Album Review: Toro y Moi - Underneath the Pine


Toro y Moi - Underneath the Pine
Toro y Moi - Underneath the Pine (Image courtesy of Carpark Records)

Toro y Moi (a.k.a. 22-year-old South Carolinian Chaz Bundick) has a tough act to follow on his new album, Underneath the Pine. His debut, Causers of This, was one of last year's greatest albums, a bright-eyed, heart-in-throat paean to the ongoing collision between the American indie-rock scene and once-belittled genres like synth-pop, disco, house and rave music. That album exploded with the fervent emotions one would expect from the cross-pollination of those many sounds—euphoria, awe, nostalgia, yearning. Causers of This became an ideal soundtrack for 2010, at once looking back on the transformations of the indie-music landscape in the 2000s and offering an optimistic gaze forward, toward the potential future that those changes cultivated.

Underneath the Pine is a different affair. It finds Bundick eschewing the sample-fueled electro-psychedelia of Causers in favor of live instrumentation. The sonic touchstones this time around drift closer to '70s soft-rock, cheesy pop and lounge music (effectively treading on similar retro-schmaltz territory to the Twin Cities trio Gayngs). Still, the tape-recorded haze of Bundick's previous work remains, so the live playing still feels detached, somehow unreal. Bundick's voice, too, helps retain the emotional signature of his earlier songs. Together, these familiar Toro tropes lend enough pathos to these '70s-FM-radio-quoting songs to rescue them from becoming ironic, tongue-in-cheek pastiche.

"New Beat" sets the tone, with lush synth washes, jazzy keyboard noodling and a recurring wah-wah riff. "Go With You," meanwhile, could pass for one of the more low-key tracks from Causers of This, if it weren't for the soft-rock riffs bubbling quietly in the background.

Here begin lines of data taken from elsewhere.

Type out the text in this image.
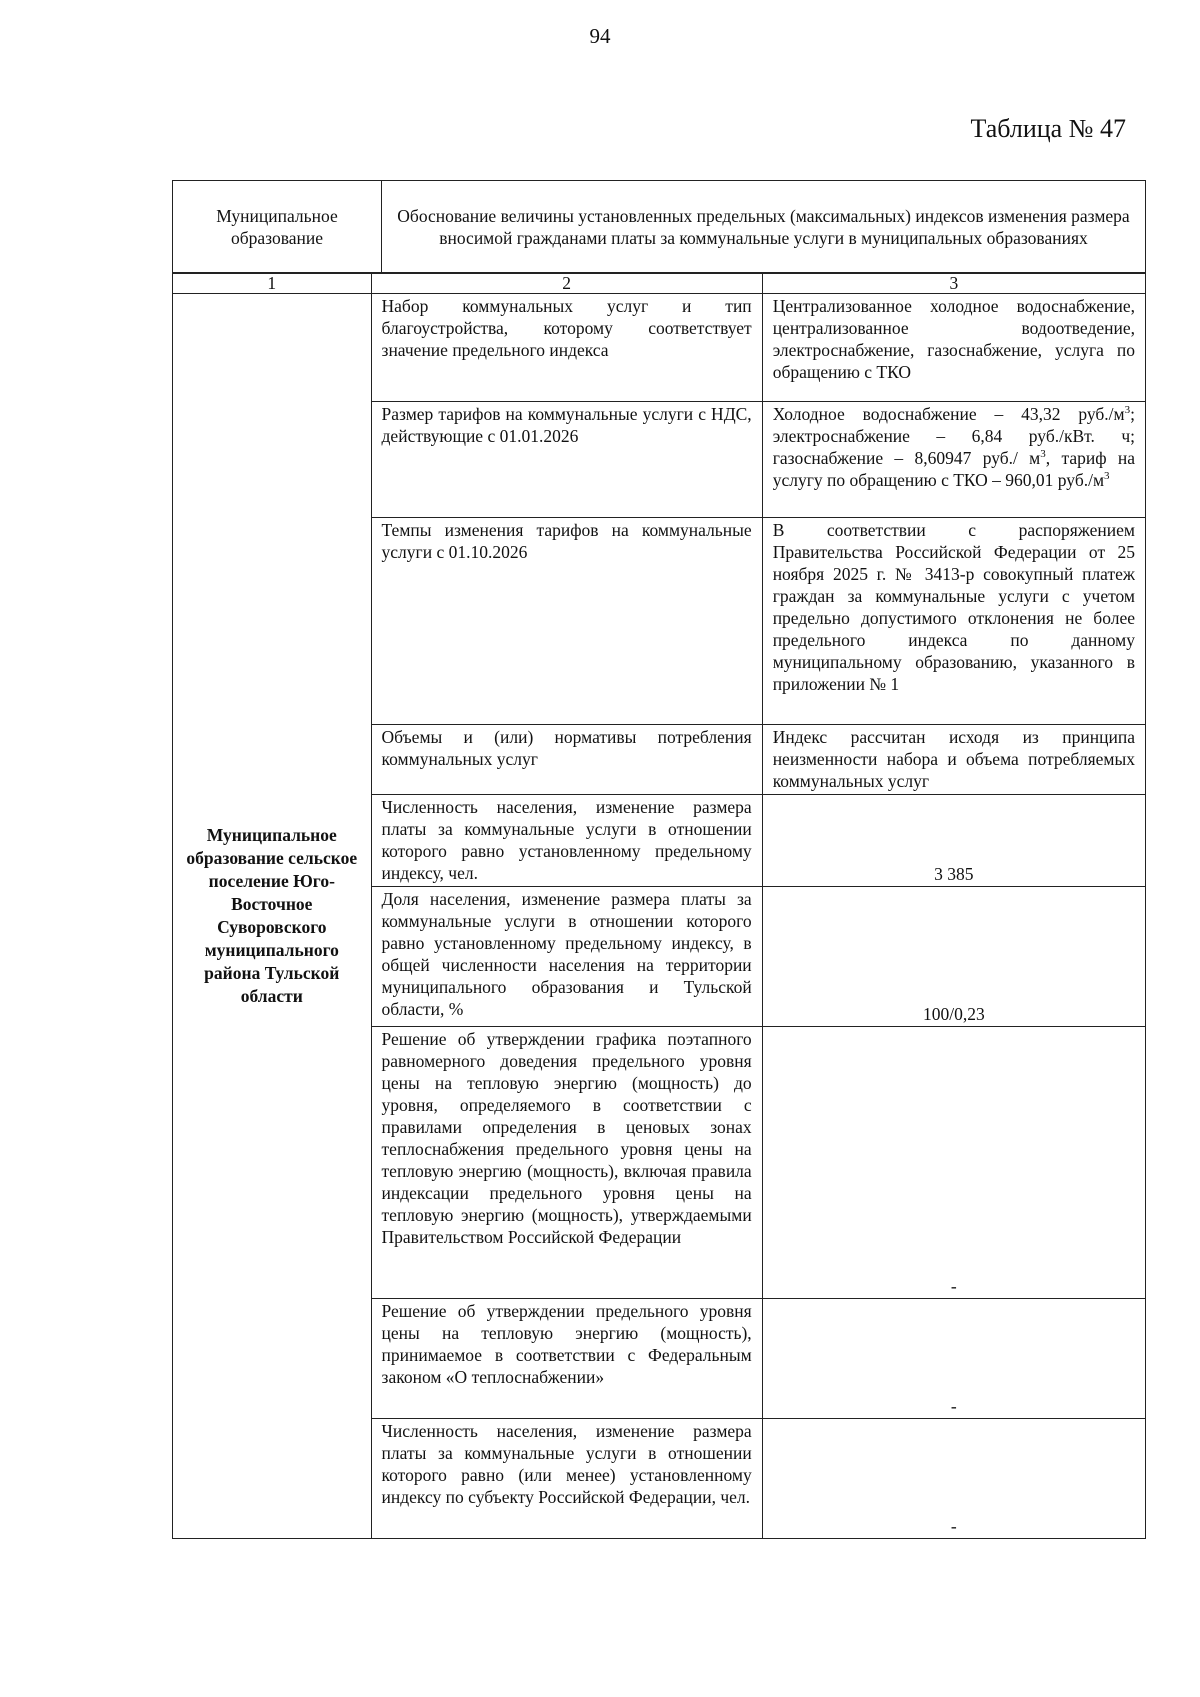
94
Таблица № 47
Муниципальное образование	Обоснование величины установленных предельных (максимальных) индексов изменения размера вносимой гражданами платы за коммунальные услуги в муниципальных образованиях
1	2	3
Муниципальное образование сельское поселение Юго-Восточное Суворовского муниципального района Тульской области	Набор коммунальных услуг и тип благоустройства, которому соответствует значение предельного индекса	Централизованное холодное водоснабжение, централизованное водоотведение, электроснабжение, газоснабжение, услуга по обращению с ТКО
	Размер тарифов на коммунальные услуги с НДС, действующие с 01.01.2026	Холодное водоснабжение – 43,32 $руб./м^3$; электроснабжение – 6,84 руб./кВт. ч; газоснабжение – 8,60947 руб./ $м^3$, тариф на услугу по обращению с ТКО – 960,01 $руб./м^3$
	Темпы изменения тарифов на коммунальные услуги с 01.10.2026	В соответствии с распоряжением Правительства Российской Федерации от 25 ноября 2025 г. № 3413-р совокупный платеж граждан за коммунальные услуги с учетом предельно допустимого отклонения не более предельного индекса по данному муниципальному образованию, указанного в приложении № 1
	Объемы и (или) нормативы потребления коммунальных услуг	Индекс рассчитан исходя из принципа неизменности набора и объема потребляемых коммунальных услуг
	Численность населения, изменение размера платы за коммунальные услуги в отношении которого равно установленному предельному индексу, чел.	3 385
	Доля населения, изменение размера платы за коммунальные услуги в отношении которого равно установленному предельному индексу, в общей численности населения на территории муниципального образования и Тульской области, %	100/0,23
	Решение об утверждении графика поэтапного равномерного доведения предельного уровня цены на тепловую энергию (мощность) до уровня, определяемого в соответствии с правилами определения в ценовых зонах теплоснабжения предельного уровня цены на тепловую энергию (мощность), включая правила индексации предельного уровня цены на тепловую энергию (мощность), утверждаемыми Правительством Российской Федерации	-
	Решение об утверждении предельного уровня цены на тепловую энергию (мощность), принимаемое в соответствии с Федеральным законом «О теплоснабжении»	-
	Численность населения, изменение размера платы за коммунальные услуги в отношении которого равно (или менее) установленному индексу по субъекту Российской Федерации, чел.	-
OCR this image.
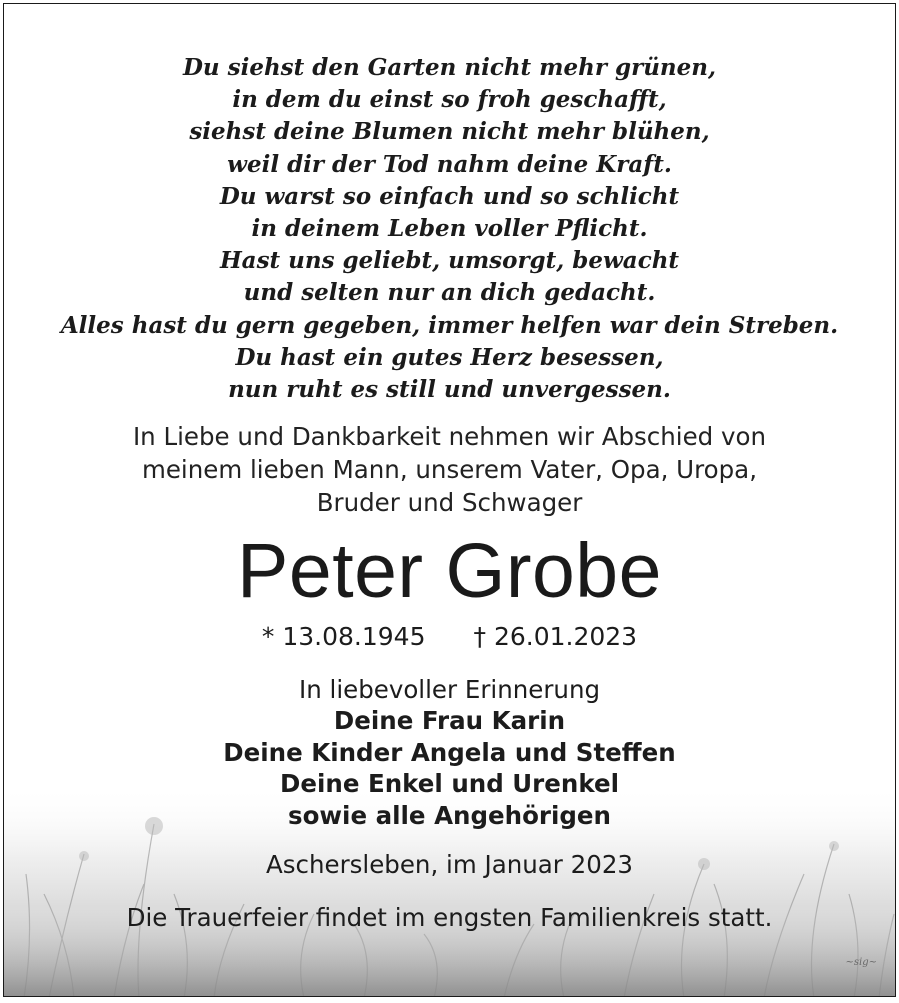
Du siehst den Garten nicht mehr grünen,
in dem du einst so froh geschafft,
siehst deine Blumen nicht mehr blühen,
weil dir der Tod nahm deine Kraft.
Du warst so einfach und so schlicht
in deinem Leben voller Pflicht.
Hast uns geliebt, umsorgt, bewacht
und selten nur an dich gedacht.
Alles hast du gern gegeben, immer helfen war dein Streben.
Du hast ein gutes Herz besessen,
nun ruht es still und unvergessen.
In Liebe und Dankbarkeit nehmen wir Abschied von
meinem lieben Mann, unserem Vater, Opa, Uropa,
Bruder und Schwager
Peter Grobe
* 13.08.1945 † 26.01.2023
In liebevoller Erinnerung
Deine Frau Karin
Deine Kinder Angela und Steffen
Deine Enkel und Urenkel
sowie alle Angehörigen
Aschersleben, im Januar 2023
Die Trauerfeier findet im engsten Familienkreis statt.
~sig~
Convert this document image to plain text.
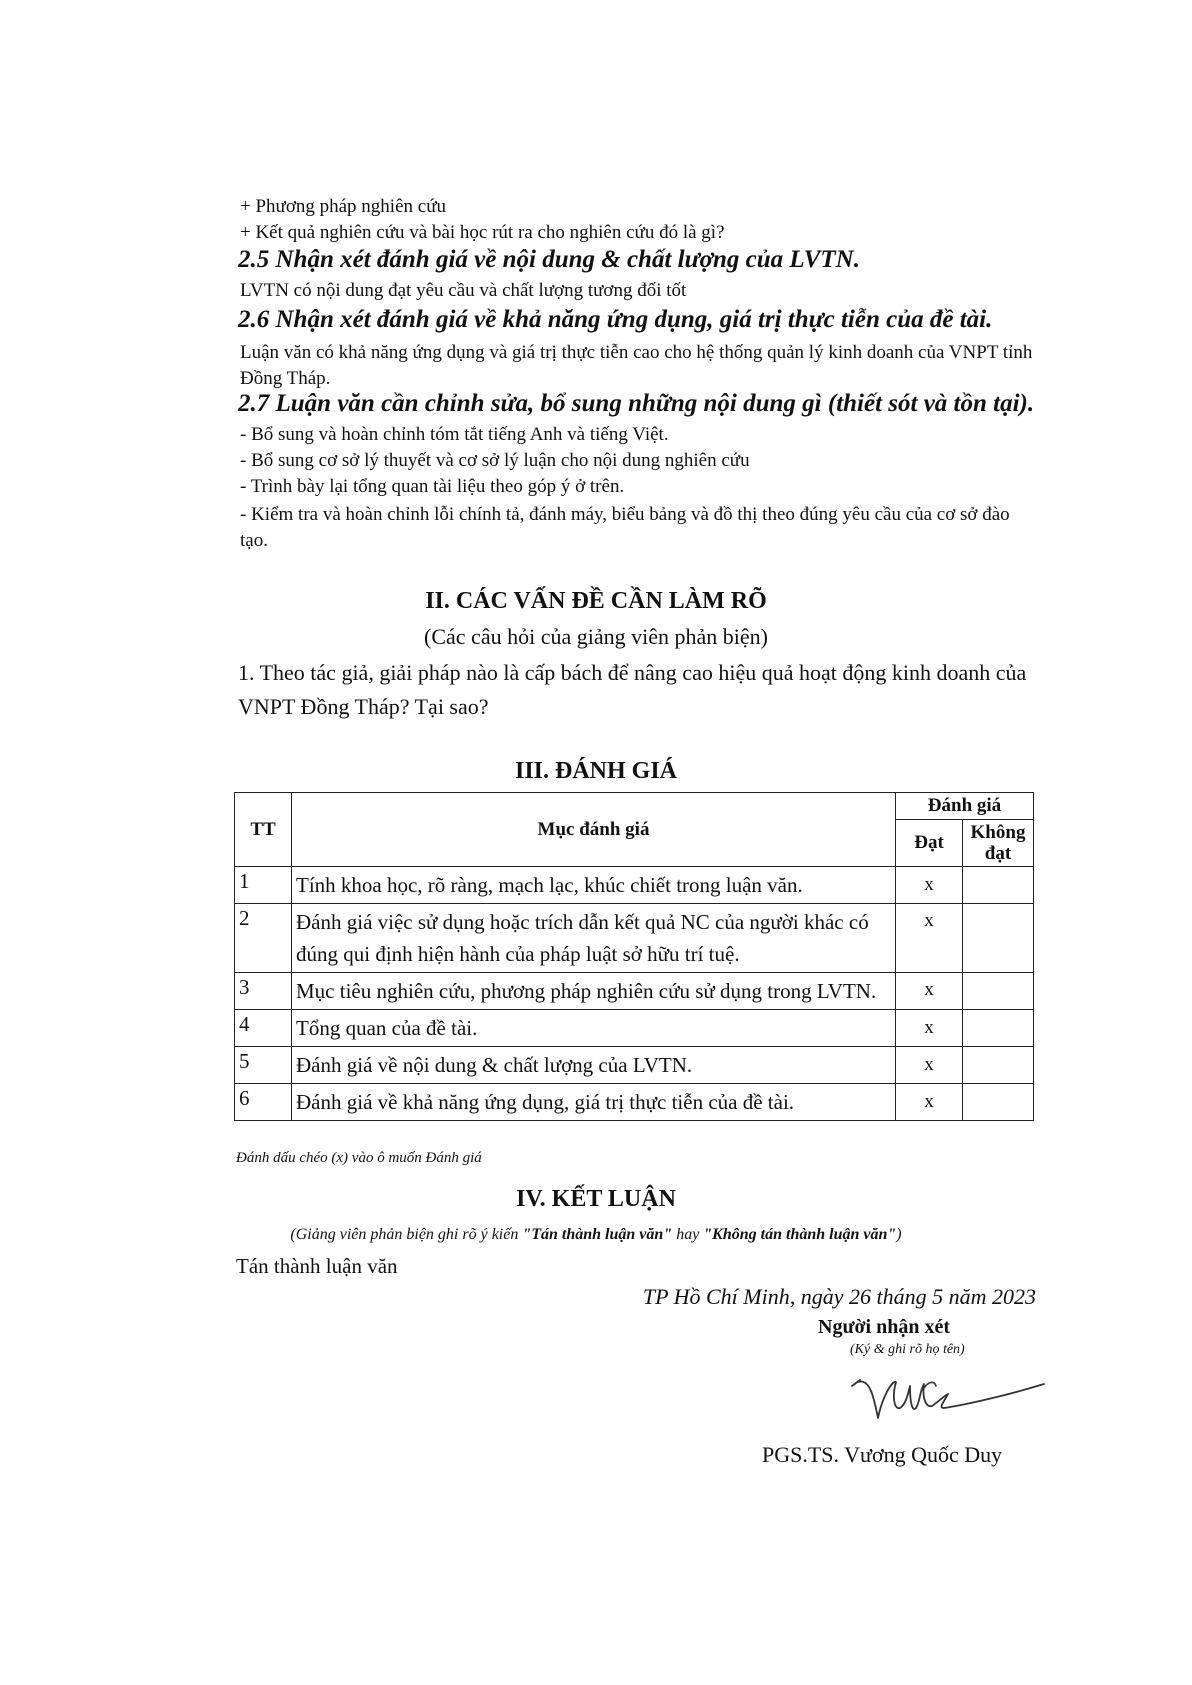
+ Phương pháp nghiên cứu
+ Kết quả nghiên cứu và bài học rút ra cho nghiên cứu đó là gì?
2.5 Nhận xét đánh giá về nội dung & chất lượng của LVTN.
LVTN có nội dung đạt yêu cầu và chất lượng tương đối tốt
2.6 Nhận xét đánh giá về khả năng ứng dụng, giá trị thực tiễn của đề tài.
Luận văn có khả năng ứng dụng và giá trị thực tiễn cao cho hệ thống quản lý kinh doanh của VNPT tỉnh Đồng Tháp.
2.7 Luận văn cần chỉnh sửa, bổ sung những nội dung gì (thiết sót và tồn tại).
- Bổ sung và hoàn chỉnh tóm tắt tiếng Anh và tiếng Việt.
- Bổ sung cơ sở lý thuyết và cơ sở lý luận cho nội dung nghiên cứu
- Trình bày lại tổng quan tài liệu theo góp ý ở trên.
- Kiểm tra và hoàn chỉnh lỗi chính tả, đánh máy, biểu bảng và đồ thị theo đúng yêu cầu của cơ sở đào tạo.
II. CÁC VẤN ĐỀ CẦN LÀM RÕ
(Các câu hỏi của giảng viên phản biện)
1. Theo tác giả, giải pháp nào là cấp bách để nâng cao hiệu quả hoạt động kinh doanh của VNPT Đồng Tháp? Tại sao?
III. ĐÁNH GIÁ
TT	Mục đánh giá	Đánh giá	
		Đạt	Không đạt
1	Tính khoa học, rõ ràng, mạch lạc, khúc chiết trong luận văn.	x	
2	Đánh giá việc sử dụng hoặc trích dẫn kết quả NC của người khác có đúng qui định hiện hành của pháp luật sở hữu trí tuệ.	x	
3	Mục tiêu nghiên cứu, phương pháp nghiên cứu sử dụng trong LVTN.	x	
4	Tổng quan của đề tài.	x	
5	Đánh giá về nội dung & chất lượng của LVTN.	x	
6	Đánh giá về khả năng ứng dụng, giá trị thực tiễn của đề tài.	x	
Đánh dấu chéo (x) vào ô muốn Đánh giá
IV. KẾT LUẬN
(Giảng viên phản biện ghi rõ ý kiến "Tán thành luận văn" hay "Không tán thành luận văn")
Tán thành luận văn
TP Hồ Chí Minh, ngày 26 tháng 5 năm 2023
Người nhận xét
(Ký & ghi rõ họ tên)
PGS.TS. Vương Quốc Duy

As the album progresses, however, the retro touches become less awkward and less egregious. Single "Still Sound" is the clear highlight, sporting a gentle synth-funk keyboard groove with Bundick, reverb-drenched, offering a motormouth hook that's one of the album's catchiest moments: "That's what I still want now/ even if I'm here and I think that you won't be waiting/ 'cause I don't want to be alone," he sings, as the music swells and sighs behind him.

On the gorgeous "Got Blinded," Bundick's falsetto and the many instrumental tracks blur into a warm, easygoing smear of sound. The multi-layered crooning on the tune "How I Know" is also particularly lovely and effecting. "Light Black" even finds room under its beautiful harmonies for some more experimental touches, its dissonant organ drone and cluttered, shape-shifting percussion eventually erupting into a skewed lo-fi funk jam.

For those fans hoping for a reprise of the effervescent brilliance Bundick evinced on Causers of This, this album might feel like something of a disappointment at first. The sheer euphoric connectivity of Toro y Moi's debut is scarcely replicated here. Still, repeat listens reveal a nuanced and intriguing continuation of some of the ideas of Bundick's debut. More importantly, Underneath the Pine showcases his willingness to take risks with Toro y Moi's sound, incorporating new influences with care and aplomb.